Prediction of Oral Squamous Cell Carcinoma Based on Deep Learning of Breath Samples
摘要
Oral Squamous Cell Carcinoma (OSCC) is one of the most common and aggressive malignancies in the oral cavity, often diagnosed at advanced stages, resulting in poor prognosis and high mortality rates. Recently, Deep Learning (DL), a subset of Artificial Intelligence (AI), has shown remarkable capabilities in analyzing complex medical data, particularly in medical imaging. This paper investigates the potential of DL models for predicting OSCC using histopathological images, radiological data, and clinical information. Convolutional Neural Networks (CNNs) have been widely employed to extract critical features from tissue images and have demonstrated promising performance in tumor classification, staging, and prognosis prediction. Despite these advancements, challenges such as the requirement for large, annotated datasets, overfitting risk, and lack of model interpretability remain significant.
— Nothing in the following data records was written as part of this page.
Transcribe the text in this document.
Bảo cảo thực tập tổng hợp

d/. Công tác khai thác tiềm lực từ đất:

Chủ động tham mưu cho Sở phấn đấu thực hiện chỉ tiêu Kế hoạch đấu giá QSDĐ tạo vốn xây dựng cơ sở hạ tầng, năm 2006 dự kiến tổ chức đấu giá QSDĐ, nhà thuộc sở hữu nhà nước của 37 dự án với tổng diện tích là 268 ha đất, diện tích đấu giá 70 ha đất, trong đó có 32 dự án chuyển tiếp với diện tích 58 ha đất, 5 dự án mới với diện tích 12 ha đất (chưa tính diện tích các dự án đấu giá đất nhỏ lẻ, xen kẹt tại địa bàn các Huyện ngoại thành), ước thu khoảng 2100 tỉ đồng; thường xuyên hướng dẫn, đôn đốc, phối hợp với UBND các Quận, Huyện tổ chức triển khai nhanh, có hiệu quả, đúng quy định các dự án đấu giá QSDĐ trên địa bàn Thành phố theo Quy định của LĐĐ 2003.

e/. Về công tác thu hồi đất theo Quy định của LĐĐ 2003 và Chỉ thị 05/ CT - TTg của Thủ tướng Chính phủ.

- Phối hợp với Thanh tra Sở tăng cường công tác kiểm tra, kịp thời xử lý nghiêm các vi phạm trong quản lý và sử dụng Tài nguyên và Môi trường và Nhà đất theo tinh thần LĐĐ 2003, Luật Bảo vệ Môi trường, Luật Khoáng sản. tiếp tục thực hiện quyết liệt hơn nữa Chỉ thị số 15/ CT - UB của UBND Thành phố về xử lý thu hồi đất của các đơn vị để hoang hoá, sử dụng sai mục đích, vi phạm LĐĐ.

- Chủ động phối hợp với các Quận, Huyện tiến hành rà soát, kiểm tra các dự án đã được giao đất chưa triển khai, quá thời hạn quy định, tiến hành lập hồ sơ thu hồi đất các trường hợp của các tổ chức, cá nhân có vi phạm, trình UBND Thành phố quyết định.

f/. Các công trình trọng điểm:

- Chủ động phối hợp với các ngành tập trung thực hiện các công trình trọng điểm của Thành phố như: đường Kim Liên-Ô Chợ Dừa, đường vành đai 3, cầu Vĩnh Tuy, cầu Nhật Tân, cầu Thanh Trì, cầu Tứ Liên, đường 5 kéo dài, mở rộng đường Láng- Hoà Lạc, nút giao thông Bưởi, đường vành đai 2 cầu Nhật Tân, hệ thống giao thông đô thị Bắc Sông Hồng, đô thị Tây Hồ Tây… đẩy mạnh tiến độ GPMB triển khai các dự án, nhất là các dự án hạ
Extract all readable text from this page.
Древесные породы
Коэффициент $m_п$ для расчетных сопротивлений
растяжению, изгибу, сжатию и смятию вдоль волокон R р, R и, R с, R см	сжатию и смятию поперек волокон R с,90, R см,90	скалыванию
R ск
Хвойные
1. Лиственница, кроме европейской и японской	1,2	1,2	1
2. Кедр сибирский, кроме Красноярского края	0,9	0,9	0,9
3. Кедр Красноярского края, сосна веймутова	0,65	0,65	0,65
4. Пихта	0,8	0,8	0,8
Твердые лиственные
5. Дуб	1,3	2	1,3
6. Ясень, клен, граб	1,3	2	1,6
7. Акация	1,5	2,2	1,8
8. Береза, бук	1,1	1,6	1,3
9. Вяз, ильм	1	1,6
Integrating DL with domain expertise, leveraging transfer learning techniques, and developing hybrid models may pave the way for more accurate and early detection of OSCC, ultimately improving patient outcomes. This study introduces a DL based framework for the prediction of OSCC using histopathological images, radiological scans, and clinical information. The proposed CNN–BiLSTM architecture with an integrated attention mechanism captures both spatial and sequential dependencies across multimodal datasets. Unlike previous studies that rely solely on single-modality data, our method introduces a novel integration strategy that improves predictive accuracy and interpretability. Experimental results demonstrate that the framework achieves 95.7% accuracy, 94.3% sensitivity, and 96.5% specificity, significantly outperforming conventional baselines. These findings highlight the originality of our approach and its potential contribution to advancing real-world diagnostic support systems.